Concussions forced Cody Hodges to give up his dream of professional football earlier than he’d anticipated, but his head was still on straight as far as what he wanted to do with his life after football.
Hanging up the pads for good in the spring of 2007, Hodges wanted to do something with his life that would make a positive impact on the lives of others. He then remembered a presentation he’d heard on a Saturday night in his hometown of Hereford a few years before.
Darrell Scott, whose daughter Rachel was killed in the Columbine High School shooting in Denver in 1999, was giving a presentation for Rachel’s Challenge, a school program that started after the Columbine shooting with a mission to promote safer learning environments to help make a world-wide impact.
“I heard the presentation and I was blown away by his daughter’s story,” Hodges said. “Rachel Scott was the first person killed that day and it started in her memory. She had never met anyone famous or had never done anything big that got a lot of attention, but after her death a lot of classmates started coming forward about all these good things she had done for other people.”
Inspired by Rachel’s selfless acts, Hodges decided he wanted to become part of that mission. More than six years later, he still works for Rachel’s Challenge full time and travels around the country, speaking to students at more than 100 schools during the course of the year.

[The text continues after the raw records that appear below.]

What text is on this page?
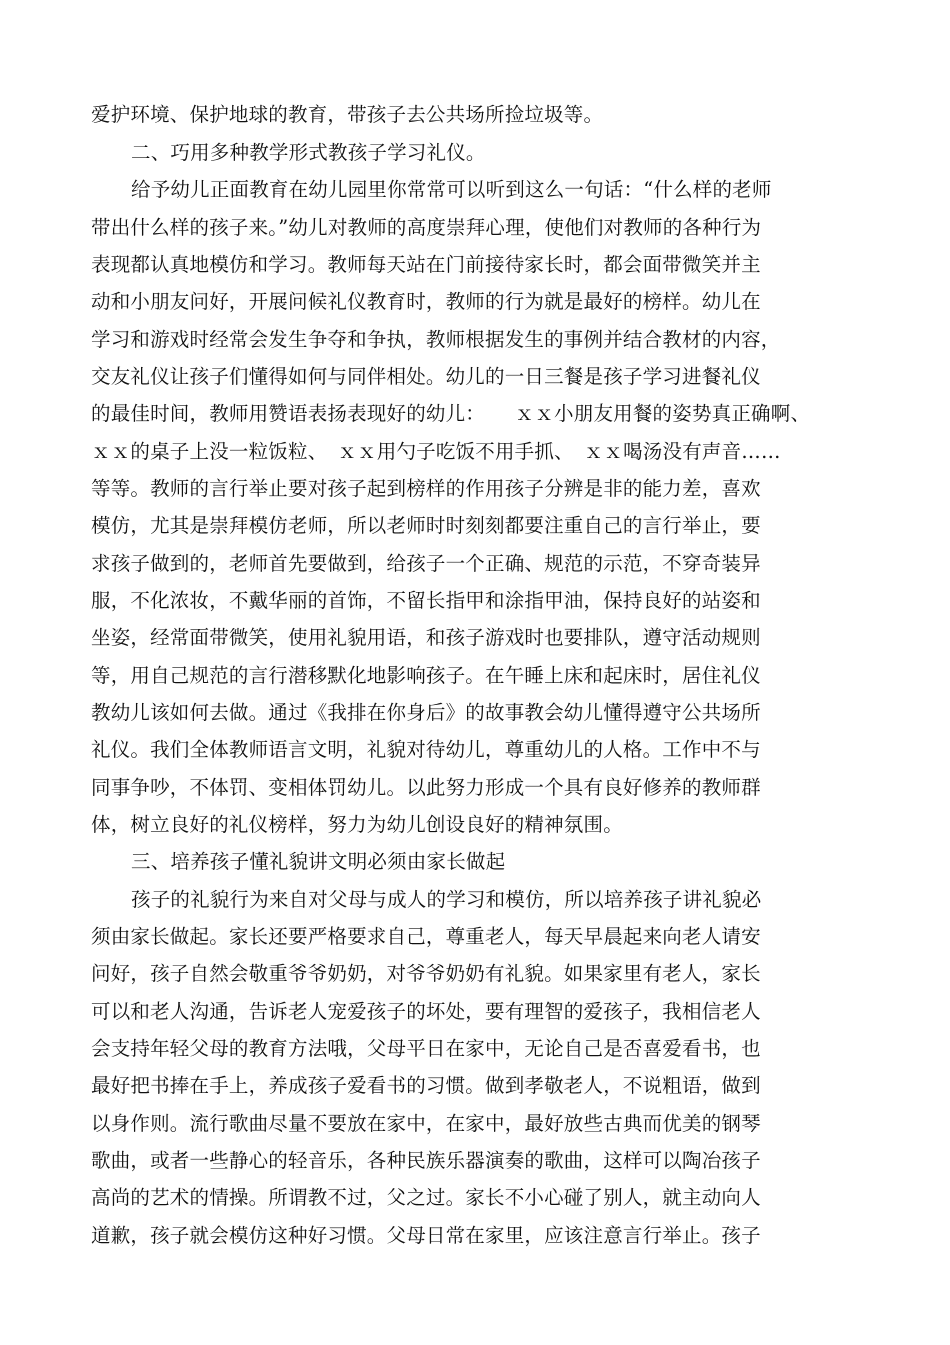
爱护环境、保护地球的教育，带孩子去公共场所捡垃圾等。
二、巧用多种教学形式教孩子学习礼仪。
给予幼儿正面教育在幼儿园里你常常可以听到这么一句话：“什么样的老师
带出什么样的孩子来。”幼儿对教师的高度崇拜心理，使他们对教师的各种行为
表现都认真地模仿和学习。教师每天站在门前接待家长时，都会面带微笑并主
动和小朋友问好，开展问候礼仪教育时，教师的行为就是最好的榜样。幼儿在
学习和游戏时经常会发生争夺和争执，教师根据发生的事例并结合教材的内容，
交友礼仪让孩子们懂得如何与同伴相处。幼儿的一日三餐是孩子学习进餐礼仪
的最佳时间，教师用赞语表扬表现好的幼儿：　　ｘｘ小朋友用餐的姿势真正确啊、
ｘｘ的桌子上没一粒饭粒、　ｘｘ用勺子吃饭不用手抓、　ｘｘ喝汤没有声音……
等等。教师的言行举止要对孩子起到榜样的作用孩子分辨是非的能力差，喜欢
模仿，尤其是崇拜模仿老师，所以老师时时刻刻都要注重自己的言行举止，要
求孩子做到的，老师首先要做到，给孩子一个正确、规范的示范，不穿奇装异
服，不化浓妆，不戴华丽的首饰，不留长指甲和涂指甲油，保持良好的站姿和
坐姿，经常面带微笑，使用礼貌用语，和孩子游戏时也要排队，遵守活动规则
等，用自己规范的言行潜移默化地影响孩子。在午睡上床和起床时，居住礼仪
教幼儿该如何去做。通过《我排在你身后》的故事教会幼儿懂得遵守公共场所
礼仪。我们全体教师语言文明，礼貌对待幼儿，尊重幼儿的人格。工作中不与
同事争吵，不体罚、变相体罚幼儿。以此努力形成一个具有良好修养的教师群
体，树立良好的礼仪榜样，努力为幼儿创设良好的精神氛围。
三、培养孩子懂礼貌讲文明必须由家长做起
孩子的礼貌行为来自对父母与成人的学习和模仿，所以培养孩子讲礼貌必
须由家长做起。家长还要严格要求自己，尊重老人，每天早晨起来向老人请安
问好，孩子自然会敬重爷爷奶奶，对爷爷奶奶有礼貌。如果家里有老人，家长
可以和老人沟通，告诉老人宠爱孩子的坏处，要有理智的爱孩子，我相信老人
会支持年轻父母的教育方法哦，父母平日在家中，无论自己是否喜爱看书，也
最好把书捧在手上，养成孩子爱看书的习惯。做到孝敬老人，不说粗语，做到
以身作则。流行歌曲尽量不要放在家中，在家中，最好放些古典而优美的钢琴
歌曲，或者一些静心的轻音乐，各种民族乐器演奏的歌曲，这样可以陶冶孩子
高尚的艺术的情操。所谓教不过，父之过。家长不小心碰了别人，就主动向人
道歉，孩子就会模仿这种好习惯。父母日常在家里，应该注意言行举止。孩子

“We speak about taking action through love and kindness,” Hodges said. “We believe people can be kind and can be compassionate and treat people the right way. There’s so much focus on teenagers and so much focus on what they’re not supposed to do. We show them what they can do.”
Hodges’ impact on the lives of others doesn’t stop there.
For the past 11/2 years, he and his wife, Christy, have gotten involved with an orphanage in Haiti called New Hope: Haiti Mission and makes several trips each year.
“We went with a group in March of 2012 and my wife and I felt like this is something that the Lord really put on our hearts to get involved,” Hodges said. “As a Christian we need to do our part. That’s what we’re doing with funding and taking kids to school, and helping meet basic needs, not just go for three days and think we’re really blessed. It’s more discipleship where we can help make a difference, so that’s what I’m doing now.”
The orphanage has a mission to rescue, rebuild and restore and is currently home to 21 kids. Housing a smaller number of kids allows Hodges and the rest of the support staff to spend more individual time with each one.
“A lot of orphanages in Haiti have 200 to 300 kids. It’s hard to raise that many kids the right way and really give them the care they need. Our mission statement is not Americans coming in to make Haiti better, but Haitians that come in to make Haiti better.”
The Hodges originally went to Haiti because they had trouble getting pregnant with a child of their own. A few years later and after gaining more experience working with children, their prayers were answered.
“I’m now the dad of an 11-week old little girl,” Hodges said. “My job is to raise her the right way. The Lord is good no matter what and he allowed us to get pregnant and now we have a little girl, Marlowe Jane.”
West Texans remember No. 10 being one of the more mobile quarterbacks of the Mike Leach era and leading the Red Raiders to home wins against Texas A&M and Oklahoma and a road win against Nebraska in a season that passed expectations. Hodges, however, wants to be remembered for more than just football.
“If people had to describe me, that’s what I hope they would say is that I love Jesus and that I follow Him,” Hodges said. “A lot of folks say they love Jesus but don’t really follow Him.”
“Football was great, being the man was great, all of that was great, but that doesn’t define me. As the starting quarterback, you get booed when you throw a bad pass and cheered when you throw a good one. I knew that identity needs to be in Him and not in man’s praise.”